Donald Trump’s planning a summit that will address the fate of the Korean peninsula. But we don’t have an ambassador to South Korea. We don’t have an assistant secretary of state for East Asia. Nor do we have a secretary of state: Rex Tillerson left at the end of March, and Mike Pompeo is causing dubiety among the senators. Trump and John Bolton will just have to see what they can do. This suits them fine but scares the rest of us.
Korea is where trouble hit first, but we’re patchy all over, as the Partnership for Public Service indicates. The U.S. has no assistant secretary of state for the Middle East, Africa, or South Asia. We have no ambassador to Egypt, Saudi Arabia, or Germany. A country can survive with a State Department like this, just as a person can survive without health insurance. I borrow the analogy from a professor who talked with Vox. The professor added, “Your life is probably fine—up until the point you get sick.” Which brings us back to Trump.

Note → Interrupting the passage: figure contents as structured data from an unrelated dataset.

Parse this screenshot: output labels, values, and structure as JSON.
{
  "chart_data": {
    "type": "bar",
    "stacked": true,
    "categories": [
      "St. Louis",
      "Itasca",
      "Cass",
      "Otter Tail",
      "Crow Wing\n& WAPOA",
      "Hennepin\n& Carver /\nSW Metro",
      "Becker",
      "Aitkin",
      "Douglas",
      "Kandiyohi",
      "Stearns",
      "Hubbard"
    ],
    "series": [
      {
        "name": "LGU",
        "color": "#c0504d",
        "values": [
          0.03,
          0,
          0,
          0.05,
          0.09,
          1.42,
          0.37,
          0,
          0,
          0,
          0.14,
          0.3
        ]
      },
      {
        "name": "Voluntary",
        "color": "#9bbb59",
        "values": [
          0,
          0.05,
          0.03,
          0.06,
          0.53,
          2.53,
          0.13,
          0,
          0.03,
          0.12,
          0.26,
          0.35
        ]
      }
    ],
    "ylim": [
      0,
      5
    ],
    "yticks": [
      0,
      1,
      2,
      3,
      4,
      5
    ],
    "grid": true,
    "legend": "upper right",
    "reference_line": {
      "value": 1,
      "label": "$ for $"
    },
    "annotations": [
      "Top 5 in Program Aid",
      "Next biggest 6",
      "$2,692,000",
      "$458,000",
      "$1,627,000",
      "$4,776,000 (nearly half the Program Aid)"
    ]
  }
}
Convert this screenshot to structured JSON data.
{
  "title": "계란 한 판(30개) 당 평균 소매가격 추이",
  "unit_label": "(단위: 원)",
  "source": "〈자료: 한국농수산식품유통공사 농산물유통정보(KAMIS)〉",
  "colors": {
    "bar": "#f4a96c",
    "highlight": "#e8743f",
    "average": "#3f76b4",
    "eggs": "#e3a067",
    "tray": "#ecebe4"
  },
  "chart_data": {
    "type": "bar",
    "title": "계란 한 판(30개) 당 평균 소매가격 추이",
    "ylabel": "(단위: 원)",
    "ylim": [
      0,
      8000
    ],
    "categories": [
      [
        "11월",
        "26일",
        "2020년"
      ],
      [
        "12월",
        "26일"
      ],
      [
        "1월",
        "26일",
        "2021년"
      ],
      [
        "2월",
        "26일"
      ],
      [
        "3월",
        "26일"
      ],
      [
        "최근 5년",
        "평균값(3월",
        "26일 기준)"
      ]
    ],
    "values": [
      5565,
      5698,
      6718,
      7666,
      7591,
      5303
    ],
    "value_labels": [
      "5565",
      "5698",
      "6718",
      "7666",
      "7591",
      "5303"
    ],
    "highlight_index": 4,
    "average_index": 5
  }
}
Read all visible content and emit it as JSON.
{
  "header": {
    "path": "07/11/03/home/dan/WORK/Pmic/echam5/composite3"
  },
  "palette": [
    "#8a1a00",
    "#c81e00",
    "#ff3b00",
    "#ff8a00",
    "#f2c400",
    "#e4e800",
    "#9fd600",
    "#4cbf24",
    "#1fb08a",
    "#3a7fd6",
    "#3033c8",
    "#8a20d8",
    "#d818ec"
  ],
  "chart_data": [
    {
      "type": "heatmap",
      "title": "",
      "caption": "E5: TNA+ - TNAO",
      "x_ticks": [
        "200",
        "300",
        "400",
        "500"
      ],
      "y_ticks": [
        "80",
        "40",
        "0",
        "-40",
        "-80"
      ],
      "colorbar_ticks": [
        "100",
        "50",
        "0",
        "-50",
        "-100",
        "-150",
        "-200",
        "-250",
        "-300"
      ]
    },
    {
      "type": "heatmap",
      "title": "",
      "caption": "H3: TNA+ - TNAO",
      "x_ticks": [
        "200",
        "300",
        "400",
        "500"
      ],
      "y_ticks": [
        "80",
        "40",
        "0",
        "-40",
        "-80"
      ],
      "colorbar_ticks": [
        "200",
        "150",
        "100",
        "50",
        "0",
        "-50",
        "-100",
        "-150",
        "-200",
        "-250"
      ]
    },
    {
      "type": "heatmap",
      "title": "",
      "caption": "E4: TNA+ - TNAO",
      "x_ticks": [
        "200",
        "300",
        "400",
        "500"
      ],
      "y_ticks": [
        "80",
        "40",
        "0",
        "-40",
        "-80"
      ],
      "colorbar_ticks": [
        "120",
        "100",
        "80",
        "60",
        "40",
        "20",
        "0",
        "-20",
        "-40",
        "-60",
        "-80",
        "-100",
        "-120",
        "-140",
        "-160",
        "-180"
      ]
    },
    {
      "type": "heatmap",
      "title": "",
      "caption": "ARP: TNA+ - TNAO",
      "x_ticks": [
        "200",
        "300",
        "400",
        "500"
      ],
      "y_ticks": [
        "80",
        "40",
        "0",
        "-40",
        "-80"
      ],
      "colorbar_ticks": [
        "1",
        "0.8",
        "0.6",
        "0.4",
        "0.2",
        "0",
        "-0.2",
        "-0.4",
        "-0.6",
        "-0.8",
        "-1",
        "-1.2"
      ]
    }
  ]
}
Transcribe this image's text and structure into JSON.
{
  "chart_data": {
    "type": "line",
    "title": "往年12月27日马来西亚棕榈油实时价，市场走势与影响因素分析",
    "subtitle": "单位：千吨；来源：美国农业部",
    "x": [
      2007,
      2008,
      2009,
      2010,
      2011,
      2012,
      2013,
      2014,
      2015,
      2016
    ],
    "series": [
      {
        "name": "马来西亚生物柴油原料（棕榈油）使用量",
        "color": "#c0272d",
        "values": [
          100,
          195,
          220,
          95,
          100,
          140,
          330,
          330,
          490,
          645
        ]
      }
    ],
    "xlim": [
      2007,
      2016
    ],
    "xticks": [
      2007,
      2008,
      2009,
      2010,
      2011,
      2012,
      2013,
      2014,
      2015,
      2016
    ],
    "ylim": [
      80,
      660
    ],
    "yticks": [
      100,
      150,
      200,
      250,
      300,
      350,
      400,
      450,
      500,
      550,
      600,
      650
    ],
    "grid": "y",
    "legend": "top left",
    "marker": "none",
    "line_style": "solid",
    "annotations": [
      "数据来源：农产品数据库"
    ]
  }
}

A fancy arguer might maintain that diplomats get in the way. Trump storms past the establishment to bring his brand of justice to world affairs. If Kim falls over, then every State Department should be as dilapidated as this one. Or so the argument would go. Those of us who are more timid would say that safety belts and health insurance are there because they’re useful, and it’s the same with State Departments. Honestly, didn’t you assume we had an ambassador to Germany? Part of stability in government is that you don’t have to think about this.
Tillerson himself saw the echoing hallways as a problem. While still secretary, he told Ronan Farrow the unfilled jobs were “a point of concern… It’s not something I’m happy about.” But the White House kept grinding its gears and wouldn’t let appointments move forward, he said. Farrow wrote up the interview in a New Yorker piece excerpted from his new book. He describes a State Department that’s bereft and seething. “The building was being run almost entirely by deputies,” the piece says, and we hear of a Foreign Service officer who muttered, “You don’t fucking know us” as Tillerson droned.
Even Trump didn’t like Tillerson. “You just can’t be an arrogant alpha male all the time with Trump,” says a “source close to the White House.” The source says Tillerson gave Trump lectures about Middle East basics—“I mean, honestly, condescending.” Or, as the article paraphrases, “Tillerson’s Texas swagger… irked Trump.” This Texas business is a stretch, since anyone can be condescending about geopolitics. Making a similar mistake, The Washington Post refers to Tillerson’s “Texas drawl, real as barbed wire from a man who was named after two 1950s Western movie stars, Rex Allen and John Wayne.” Real as barbed wire and named after cowboy stars—these things don’t go together. By the time Tillerson came along, the frontier was over.
The Post says Tillerson was a Trump central casting hire. That is, Tillerson looked right, so Trump hired him, and afterward the boss marveled that his boy “was straight from central casting.” To the extent that Trump saw a cowboy in Tillerson, Tillerson was portraying a cliché. Farrow’s piece notes Tillerson’s horseshoe-patterned tie and Wild West paintings. “He got compared to a cowboy a lot, and, between the décor and the horseshoes, he appeared to be leaning into it,” the piece says. Strip away these atmospherics and we have a situation that isn’t especially Texan but instead very baby boom. One reads that Tillerson governed ExxonMobil from an office suite called the God Pod. He arrived at State determined to cut the department into a new shape, one with many fewer jobs. The Trump administration wanted a 29 percent cut in the department’s budget, a demand that didn’t bother Tillerson at all. But he had his plans too. In his first month, Tillerson “sacked several senior career diplomats without naming their successors,” Foreign Policy says, and it tells of folded cubicles stacked outside Tillerson’s office as he brought in his consultant army.
George Shultz, a corporate master from an earlier time, served six and a half years as Ronald Reagan’s secretary of state. He’s not sure how much of the State devastation is Trump and how much is Tillerson. Either way he’s baffled. “You don’t start out with the idea that you’re going to cut everything before you even know what’s going on,” he tells Farrow. Trump, as slasher, presumably didn’t consult corporate experts; he wanted State beaten up because he’s a Fox viewer. Tillerson’s a different case. He had big doings in mind, the creation of a leaner, meaner, etc. But he was just as foolish and destructive, and as self-involved—Trump bombards the world with communication, Tillerson played diva by communicating with no one. Off in his transplanted God Pod, Tillerson planned the State Department’s fate while waving off long-time diplomats and ignoring foreign governments (no calls to anyone after missile strikes on Syria in 2017).
Here we see the baby boom vices of egotism and disruption working their way by opposite channels toward the same victim. Trump, the populist entertainer and TV viewer, and Tillerson, the corporate overlord in love of revamping, both decided to make hay at the State Department. This was in the interest of dynamism, and we’ll see how dynamic things get in Korea.